A Guide to the Language of the Futures Industry
N
Narrow-Based Security Index: In general, the Commodity Exchange Act defines a narrow-based security index as an index of securities that meets one of the following four requirements (1) it has nine or fewer components; (2) one component comprises more than 30 percent of the index weighting; (3) the five highest weighted components comprise more than 60 percent of the index weighting, or (4) the lowest weighted components comprising in the aggregate 25 percent of the index’s weighting have an aggregate dollar value of average daily volume over a six-month period of less than $50 million ($30 million if there are at least 15 component securities). However, the legal definition in Section 1a(25) of the Commodity Exchange Act, 7 USC 1a(25), contains several exceptions to this provision. See Broad-Based Security Index, Security Future.
National Futures Association (NFA): A self-regulatory organization whose members include futures commission merchants, commodity pool operators, commodity trading advisors, introducing brokers, commodity exchanges, commercial firms, and banks, that is responsible—under CFTC oversight—for certain aspects of the regulation of FCMs, CPOs, CTAs, IBs, and their associated persons, focusing primarily on the qualifications and proficiency, financial condition, retail sales practices, and business conduct of these futures professionals. NFA also performs arbitration and dispute resolution functions for industry participants.
Nearbys: The nearest delivery months of a commodity futures market.

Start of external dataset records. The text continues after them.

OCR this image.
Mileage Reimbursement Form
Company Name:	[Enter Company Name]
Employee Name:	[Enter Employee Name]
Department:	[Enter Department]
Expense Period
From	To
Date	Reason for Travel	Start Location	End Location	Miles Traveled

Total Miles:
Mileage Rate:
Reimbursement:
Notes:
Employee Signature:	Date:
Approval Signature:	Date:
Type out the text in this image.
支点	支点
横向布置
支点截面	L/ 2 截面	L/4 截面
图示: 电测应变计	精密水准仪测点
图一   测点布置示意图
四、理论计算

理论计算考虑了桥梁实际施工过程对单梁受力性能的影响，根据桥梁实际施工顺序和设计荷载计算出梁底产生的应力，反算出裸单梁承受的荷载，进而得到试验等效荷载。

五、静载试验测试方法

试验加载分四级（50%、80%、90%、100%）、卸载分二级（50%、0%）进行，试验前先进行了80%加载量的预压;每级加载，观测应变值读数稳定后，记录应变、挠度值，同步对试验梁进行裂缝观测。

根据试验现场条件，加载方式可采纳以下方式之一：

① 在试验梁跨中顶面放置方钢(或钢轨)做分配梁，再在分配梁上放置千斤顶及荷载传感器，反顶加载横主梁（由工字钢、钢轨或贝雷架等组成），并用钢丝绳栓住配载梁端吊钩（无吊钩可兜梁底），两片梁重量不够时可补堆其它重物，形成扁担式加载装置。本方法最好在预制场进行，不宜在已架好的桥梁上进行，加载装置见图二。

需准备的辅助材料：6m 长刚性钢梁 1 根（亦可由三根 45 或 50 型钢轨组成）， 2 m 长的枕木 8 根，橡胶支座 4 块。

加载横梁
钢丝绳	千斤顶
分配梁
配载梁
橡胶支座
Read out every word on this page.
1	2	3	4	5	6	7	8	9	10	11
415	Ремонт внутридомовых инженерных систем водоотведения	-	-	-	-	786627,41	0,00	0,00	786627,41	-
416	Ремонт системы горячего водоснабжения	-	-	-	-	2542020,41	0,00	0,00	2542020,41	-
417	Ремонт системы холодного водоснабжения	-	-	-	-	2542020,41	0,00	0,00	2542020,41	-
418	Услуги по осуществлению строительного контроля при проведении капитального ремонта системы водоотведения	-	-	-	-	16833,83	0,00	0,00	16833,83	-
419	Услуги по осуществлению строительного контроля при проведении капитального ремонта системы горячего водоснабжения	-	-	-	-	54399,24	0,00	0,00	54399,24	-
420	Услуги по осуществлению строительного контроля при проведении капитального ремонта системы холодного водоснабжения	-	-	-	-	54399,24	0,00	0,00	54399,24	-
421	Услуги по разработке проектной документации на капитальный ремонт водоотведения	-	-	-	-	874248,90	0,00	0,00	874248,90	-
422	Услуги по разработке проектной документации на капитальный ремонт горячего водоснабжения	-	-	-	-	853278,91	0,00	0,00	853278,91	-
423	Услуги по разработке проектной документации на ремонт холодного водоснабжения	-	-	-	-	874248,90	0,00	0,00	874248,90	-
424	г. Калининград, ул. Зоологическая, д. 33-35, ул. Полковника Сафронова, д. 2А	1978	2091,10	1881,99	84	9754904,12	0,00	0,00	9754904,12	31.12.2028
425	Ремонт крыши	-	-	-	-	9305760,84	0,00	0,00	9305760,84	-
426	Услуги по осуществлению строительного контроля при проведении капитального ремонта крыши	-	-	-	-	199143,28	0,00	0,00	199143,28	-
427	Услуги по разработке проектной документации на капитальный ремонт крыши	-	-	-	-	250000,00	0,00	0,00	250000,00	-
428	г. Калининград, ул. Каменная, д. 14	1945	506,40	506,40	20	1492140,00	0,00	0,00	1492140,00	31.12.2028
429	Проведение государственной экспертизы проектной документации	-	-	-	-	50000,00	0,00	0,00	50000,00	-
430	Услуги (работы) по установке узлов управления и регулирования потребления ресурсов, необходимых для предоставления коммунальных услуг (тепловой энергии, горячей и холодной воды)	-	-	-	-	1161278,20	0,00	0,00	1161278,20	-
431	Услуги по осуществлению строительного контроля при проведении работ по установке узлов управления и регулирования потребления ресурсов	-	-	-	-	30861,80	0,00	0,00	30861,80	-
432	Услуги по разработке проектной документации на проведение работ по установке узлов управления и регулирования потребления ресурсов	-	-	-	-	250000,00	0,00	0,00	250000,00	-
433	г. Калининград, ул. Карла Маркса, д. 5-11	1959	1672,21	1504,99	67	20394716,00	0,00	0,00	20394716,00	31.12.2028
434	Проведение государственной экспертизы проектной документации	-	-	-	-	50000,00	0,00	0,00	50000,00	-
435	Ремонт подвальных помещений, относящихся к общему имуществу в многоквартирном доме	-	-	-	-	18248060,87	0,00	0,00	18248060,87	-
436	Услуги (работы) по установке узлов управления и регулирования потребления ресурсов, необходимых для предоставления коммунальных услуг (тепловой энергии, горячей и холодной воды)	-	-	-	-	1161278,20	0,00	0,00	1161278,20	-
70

Nearby Delivery Month: The month of the futures contract closest to maturity; the front month or lead month.
Negative Carry: The cost of financing a financial instrument (the short-term rate of interest), when the cost is above the current return of the financial instrument. See Carrying Charges and Positive Carry.
Net Asset Value (NAV): The value of each unit of participation in a commodity pool.
NFA: National Futures Association.
Next Day: A spot contract that provides for delivery of a commodity on the next calendar day or the next business day. Also called day ahead.
Non-Member Traders: Speculators and hedgers who trade on the exchange through a member or a person with trading privileges but who do not hold exchange memberships or trading privileges.
Notice Day: Any day on which notices of intent to deliver on futures contracts may be issued.
NYMEX Lookalike: A lookalike swap or lookalike option that is based on a futures contract traded on the New York Mercantile Exchange (NYMEX).